Analog Hardware-aware Training
Introduction
When performing inference on Analog hardware, direct transfer of the weights trained on a digital chip to analog hardware would results in reduced network accuracies due to non-idealities of the non-volatile memory technologies used in the analog chip. For example, a common non-ideality of Phase Change Memory is the resistance drift. This drift is due to structural relaxation of the physical material composing the memory and causes an evolution of the memory resistance over time, which translates in a change in the weight stored in the memory array. This would eventually result in a decrease network accuracy over time. What one can do is to train the network on digital accelerator but in a way that is aware of the hardware characteristics that will be used in the inference pass, we refer to this as Hardware Aware Training (HWA).
Hardware-aware re-training greatly improves analog inference accuracy [2]. This technique was also shown to be effective for digital hardware. For example in the case of quantization-aware training. For Analog inference, the the network could be prepared or pretrained in digital with the usual deep learning training methods. The fully trained network is then programmed on the analog chip to accelerate inference. Due to the noisiness of the programming and the drifting of the conductance values over time for some of the materials, we need to evaluate the accuracy of the model for different time points after programming the weights on the analog chip.
The figure below shows how the noise can be added during the training in the forward pass:
InferenceRPUConfig
The example below shows how you can define an analog tile configuration with options for hardware-aware training.:
from aihwkit.simulator.configs import InferenceRPUConfig
# Define the inference/hardware-aware training tile
rpu_config = InferenceRPUConfig()
# Define the analog model, e.g., by converting a given floating point (FP) model
from torchvision.models import resnet34 # e.g., trained model from torch
analog_model = convert_to_analog(resnet34(), rpu_config, weight_scaling_omega=1.0)

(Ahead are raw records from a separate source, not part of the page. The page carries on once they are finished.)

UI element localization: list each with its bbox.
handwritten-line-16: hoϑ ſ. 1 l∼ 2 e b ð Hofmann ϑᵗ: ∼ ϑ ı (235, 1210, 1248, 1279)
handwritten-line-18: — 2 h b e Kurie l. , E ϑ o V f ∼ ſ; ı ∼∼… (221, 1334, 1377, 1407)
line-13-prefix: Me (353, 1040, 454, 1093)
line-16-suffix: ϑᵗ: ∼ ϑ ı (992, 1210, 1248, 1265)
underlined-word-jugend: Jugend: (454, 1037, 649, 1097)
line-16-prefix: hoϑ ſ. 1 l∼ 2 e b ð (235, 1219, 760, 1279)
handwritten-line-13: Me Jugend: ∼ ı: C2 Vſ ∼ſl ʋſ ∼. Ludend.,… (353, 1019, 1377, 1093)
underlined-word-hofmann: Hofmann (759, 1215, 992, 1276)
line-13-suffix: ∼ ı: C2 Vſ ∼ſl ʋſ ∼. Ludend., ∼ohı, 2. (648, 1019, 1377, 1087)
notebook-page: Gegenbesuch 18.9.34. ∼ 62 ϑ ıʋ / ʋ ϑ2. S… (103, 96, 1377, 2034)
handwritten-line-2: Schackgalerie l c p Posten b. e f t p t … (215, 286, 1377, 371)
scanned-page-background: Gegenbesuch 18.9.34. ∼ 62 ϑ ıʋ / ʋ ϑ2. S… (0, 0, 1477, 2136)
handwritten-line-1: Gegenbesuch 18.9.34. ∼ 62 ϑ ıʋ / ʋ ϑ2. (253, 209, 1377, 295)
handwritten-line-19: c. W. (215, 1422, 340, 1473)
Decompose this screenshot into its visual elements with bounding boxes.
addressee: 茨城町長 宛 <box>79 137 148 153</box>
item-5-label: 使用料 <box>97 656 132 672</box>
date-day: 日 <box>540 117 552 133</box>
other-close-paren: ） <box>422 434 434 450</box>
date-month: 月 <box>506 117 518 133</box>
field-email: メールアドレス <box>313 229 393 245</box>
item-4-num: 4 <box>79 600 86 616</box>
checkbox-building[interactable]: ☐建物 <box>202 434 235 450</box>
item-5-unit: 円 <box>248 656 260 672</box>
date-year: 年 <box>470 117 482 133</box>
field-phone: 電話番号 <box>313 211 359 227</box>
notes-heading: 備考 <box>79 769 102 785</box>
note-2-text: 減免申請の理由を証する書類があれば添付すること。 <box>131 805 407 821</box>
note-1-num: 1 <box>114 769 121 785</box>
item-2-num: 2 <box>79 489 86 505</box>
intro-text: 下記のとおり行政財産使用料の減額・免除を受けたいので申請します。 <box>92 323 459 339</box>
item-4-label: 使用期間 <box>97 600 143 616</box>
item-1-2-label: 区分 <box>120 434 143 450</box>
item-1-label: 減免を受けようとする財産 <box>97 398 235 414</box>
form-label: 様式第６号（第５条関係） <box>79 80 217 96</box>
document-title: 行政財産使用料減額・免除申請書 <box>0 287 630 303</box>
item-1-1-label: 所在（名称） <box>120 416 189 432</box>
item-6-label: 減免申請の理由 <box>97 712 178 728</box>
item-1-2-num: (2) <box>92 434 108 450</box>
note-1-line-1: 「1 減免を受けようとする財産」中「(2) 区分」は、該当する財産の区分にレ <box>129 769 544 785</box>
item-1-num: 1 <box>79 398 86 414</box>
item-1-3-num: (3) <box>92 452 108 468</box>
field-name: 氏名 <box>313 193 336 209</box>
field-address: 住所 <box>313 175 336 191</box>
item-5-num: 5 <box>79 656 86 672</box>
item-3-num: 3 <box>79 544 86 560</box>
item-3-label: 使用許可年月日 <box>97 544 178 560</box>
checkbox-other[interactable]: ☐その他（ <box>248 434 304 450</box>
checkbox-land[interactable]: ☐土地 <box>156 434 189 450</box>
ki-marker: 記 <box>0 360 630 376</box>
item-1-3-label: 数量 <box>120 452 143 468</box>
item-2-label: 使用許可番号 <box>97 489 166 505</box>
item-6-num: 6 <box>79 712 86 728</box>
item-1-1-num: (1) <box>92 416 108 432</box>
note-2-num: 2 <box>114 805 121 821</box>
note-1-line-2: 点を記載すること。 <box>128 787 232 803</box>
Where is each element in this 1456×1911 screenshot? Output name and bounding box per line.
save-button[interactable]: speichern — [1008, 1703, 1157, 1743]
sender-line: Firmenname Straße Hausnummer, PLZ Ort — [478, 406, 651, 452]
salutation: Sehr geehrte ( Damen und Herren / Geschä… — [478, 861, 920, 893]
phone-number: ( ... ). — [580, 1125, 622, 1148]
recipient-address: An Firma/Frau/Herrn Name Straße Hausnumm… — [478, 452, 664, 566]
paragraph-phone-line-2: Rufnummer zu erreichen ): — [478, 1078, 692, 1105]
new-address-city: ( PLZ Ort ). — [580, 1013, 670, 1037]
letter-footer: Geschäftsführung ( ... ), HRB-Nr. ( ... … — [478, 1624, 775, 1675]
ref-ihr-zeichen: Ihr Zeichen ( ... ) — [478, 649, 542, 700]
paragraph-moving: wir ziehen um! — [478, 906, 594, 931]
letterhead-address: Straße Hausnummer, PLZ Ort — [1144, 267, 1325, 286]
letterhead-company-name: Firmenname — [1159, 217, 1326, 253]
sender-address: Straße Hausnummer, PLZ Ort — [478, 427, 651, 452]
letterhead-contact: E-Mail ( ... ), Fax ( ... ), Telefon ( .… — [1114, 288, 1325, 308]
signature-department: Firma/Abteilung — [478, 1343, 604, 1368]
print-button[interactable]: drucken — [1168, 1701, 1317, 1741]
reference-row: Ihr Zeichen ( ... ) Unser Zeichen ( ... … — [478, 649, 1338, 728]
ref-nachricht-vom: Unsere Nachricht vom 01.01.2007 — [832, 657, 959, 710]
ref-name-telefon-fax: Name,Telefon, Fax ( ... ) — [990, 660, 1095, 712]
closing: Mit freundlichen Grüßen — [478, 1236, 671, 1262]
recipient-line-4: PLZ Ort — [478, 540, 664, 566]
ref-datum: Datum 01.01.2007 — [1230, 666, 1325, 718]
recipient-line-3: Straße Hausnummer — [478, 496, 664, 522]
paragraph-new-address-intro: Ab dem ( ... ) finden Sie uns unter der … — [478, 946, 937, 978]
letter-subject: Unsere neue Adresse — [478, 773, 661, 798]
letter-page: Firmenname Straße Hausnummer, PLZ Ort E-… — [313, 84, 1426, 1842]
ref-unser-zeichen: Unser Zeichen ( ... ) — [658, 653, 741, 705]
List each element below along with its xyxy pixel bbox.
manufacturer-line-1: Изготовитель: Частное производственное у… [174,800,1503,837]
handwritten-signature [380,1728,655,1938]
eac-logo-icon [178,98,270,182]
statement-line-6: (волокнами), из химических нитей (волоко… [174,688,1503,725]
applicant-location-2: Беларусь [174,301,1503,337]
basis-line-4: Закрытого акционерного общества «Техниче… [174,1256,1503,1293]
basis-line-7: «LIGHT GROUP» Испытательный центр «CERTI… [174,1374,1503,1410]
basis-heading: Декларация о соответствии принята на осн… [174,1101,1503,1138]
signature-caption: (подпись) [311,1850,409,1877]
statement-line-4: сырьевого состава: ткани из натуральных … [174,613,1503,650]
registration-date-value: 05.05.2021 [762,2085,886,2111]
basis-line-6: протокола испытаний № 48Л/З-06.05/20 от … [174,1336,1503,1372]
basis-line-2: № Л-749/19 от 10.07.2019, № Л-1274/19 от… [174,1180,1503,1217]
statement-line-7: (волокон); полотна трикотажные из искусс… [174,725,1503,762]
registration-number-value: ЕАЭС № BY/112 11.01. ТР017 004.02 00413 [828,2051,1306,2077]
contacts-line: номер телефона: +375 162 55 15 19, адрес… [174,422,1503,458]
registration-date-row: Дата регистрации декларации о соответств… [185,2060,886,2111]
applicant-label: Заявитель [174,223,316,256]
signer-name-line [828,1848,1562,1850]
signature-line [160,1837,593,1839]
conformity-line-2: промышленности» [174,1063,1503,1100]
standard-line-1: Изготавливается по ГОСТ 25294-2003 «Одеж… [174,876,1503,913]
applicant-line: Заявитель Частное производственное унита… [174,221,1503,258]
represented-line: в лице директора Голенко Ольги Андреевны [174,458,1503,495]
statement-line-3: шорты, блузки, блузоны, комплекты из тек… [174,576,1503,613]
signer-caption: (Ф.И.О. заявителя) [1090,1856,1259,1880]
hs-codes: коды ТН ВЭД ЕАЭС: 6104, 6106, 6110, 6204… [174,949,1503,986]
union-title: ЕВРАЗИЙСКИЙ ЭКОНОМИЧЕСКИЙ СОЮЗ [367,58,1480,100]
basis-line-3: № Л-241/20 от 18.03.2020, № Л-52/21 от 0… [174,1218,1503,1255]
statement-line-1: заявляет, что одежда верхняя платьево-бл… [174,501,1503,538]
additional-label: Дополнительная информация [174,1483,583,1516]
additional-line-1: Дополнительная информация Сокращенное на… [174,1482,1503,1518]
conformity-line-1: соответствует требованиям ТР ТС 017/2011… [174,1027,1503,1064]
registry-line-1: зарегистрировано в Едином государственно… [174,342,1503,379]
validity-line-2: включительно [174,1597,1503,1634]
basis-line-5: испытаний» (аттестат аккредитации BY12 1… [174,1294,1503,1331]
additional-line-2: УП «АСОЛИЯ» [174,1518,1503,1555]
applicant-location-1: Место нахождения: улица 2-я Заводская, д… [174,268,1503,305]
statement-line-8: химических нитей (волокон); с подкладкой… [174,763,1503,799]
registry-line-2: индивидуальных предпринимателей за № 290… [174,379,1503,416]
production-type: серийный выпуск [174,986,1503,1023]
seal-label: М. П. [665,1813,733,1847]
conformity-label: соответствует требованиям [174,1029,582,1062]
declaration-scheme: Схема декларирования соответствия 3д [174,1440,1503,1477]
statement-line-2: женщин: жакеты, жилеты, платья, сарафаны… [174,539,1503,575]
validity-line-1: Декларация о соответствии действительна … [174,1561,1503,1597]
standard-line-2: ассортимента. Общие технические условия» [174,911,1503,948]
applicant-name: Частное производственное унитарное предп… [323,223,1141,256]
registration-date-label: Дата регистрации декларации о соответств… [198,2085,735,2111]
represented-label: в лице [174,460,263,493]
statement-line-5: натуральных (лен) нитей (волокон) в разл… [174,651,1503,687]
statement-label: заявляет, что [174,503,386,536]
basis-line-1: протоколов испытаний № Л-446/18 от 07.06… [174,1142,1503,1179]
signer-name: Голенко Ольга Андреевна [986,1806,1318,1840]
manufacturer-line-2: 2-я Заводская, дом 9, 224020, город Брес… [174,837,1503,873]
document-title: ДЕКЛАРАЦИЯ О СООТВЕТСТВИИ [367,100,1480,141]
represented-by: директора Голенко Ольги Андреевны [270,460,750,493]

# [... do hardware-aware (re)-training ...]
# Evaluate the model after programming the weights and driting over a certain period of time
analog_model = AnalogSequential(analog_model).eval()
t_inference = 1000 #desired time of drift in seconds after programming
analog_model.drift_analog_weights(t_inference)
# [... evaluate programmed drifted model ...]
Example of hardware-aware training with PCM noise model
The PCM noise model (see section Inference and PCM Statistical Model) can be used in our package
in the following way. Instead of using a regular analog tile, that is catered
to doing training on analog with pulsed update and others (see Section
Using Analog Tiles), you can use an _inference_ tile that
only has non-idealities in the forward pass, but a perfect update and
backward pass. Moreover, for inference, weights can be subject to
realistic weight noise and drift as described above. To enable this
inference features, one has to build an model using our
InferenceTile
(see also
example 5):
from aihwkit.simulator.configs import InferenceRPUConfig
from aihwkit.simulator.configs.utils import WeightNoiseType
from aihwkit.inference import PCMLikeNoiseModel, GlobalDriftCompensation
# Define a single-layer network, using inference/hardware-aware training tile
rpu_config = InferenceRPUConfig()
# specify additional options of the non-idealities in forward to your liking
rpu_config.forward.inp_res = 1/64. # 6-bit DAC discretization.
rpu_config.forward.out_res = 1/256. # 8-bit ADC discretization.
rpu_config.forward.w_noise_type = WeightNoiseType.ADDITIVE_CONSTANT
rpu_config.forward.w_noise = 0.02 # Some short-term w-noise.
rpu_config.forward.out_noise = 0.02 # Some output noise.
# specify the noise model to be used for inference only
rpu_config.noise_model = PCMLikeNoiseModel(g_max=25.0) # the model described
# specify the drift compensation
rpu_config.drift_compensation = GlobalDriftCompensation()
# build the model (here just one simple linear layer)
model = AnalogLinear(4, 2, rpu_config=rpu_config)
Once the DNN is trained (automatically using hardware-aware training, if the forward pass has some non-idealities and noise included), then the inference with drift and drift compensation is done in the following manner:
model.eval() # model needs to be in inference mode
t_inference = 3600. # time of inference in seconds (after programming)
program_analog_weights(model) # can also omitted as it is called below in any case
drift_analog_weights(model, t_inference) # modifies weights according to noise model
# now the model can be evaluated with programmed/drifted/compensated weights
Note that we here have two types of non-linearities included. For the first, longer-term weight noise and drift (as described above), we assume that during the evaluation the weight related PCM noise and the drift is done once and then weights are kept constant. Thus, a subsequent test error calculation over the full test set would signify the expected test error for the model at a given time. Ideally, one would want to repeat this for different weight noise and drift instance and or different inference times to access the accuracy degradation properly.
The second type of non-idealities are short-term and on the level of
a single analog MACC (Multiply and Accumulate). Noise on that level vary
with each usage of the analog tile and are specified in the
rpu_config.forward
.
For details on the implementation of our inference noise model, please
consult PCMLikeNoiseModel
. In
particular, we use a
SinglePairConductanceConverter
to convert weights into conductance paris and then apply the noise pn
both of these pairs. More elaborate mapping schemes can be
incorporated by extending
BaseConductanceConverter
.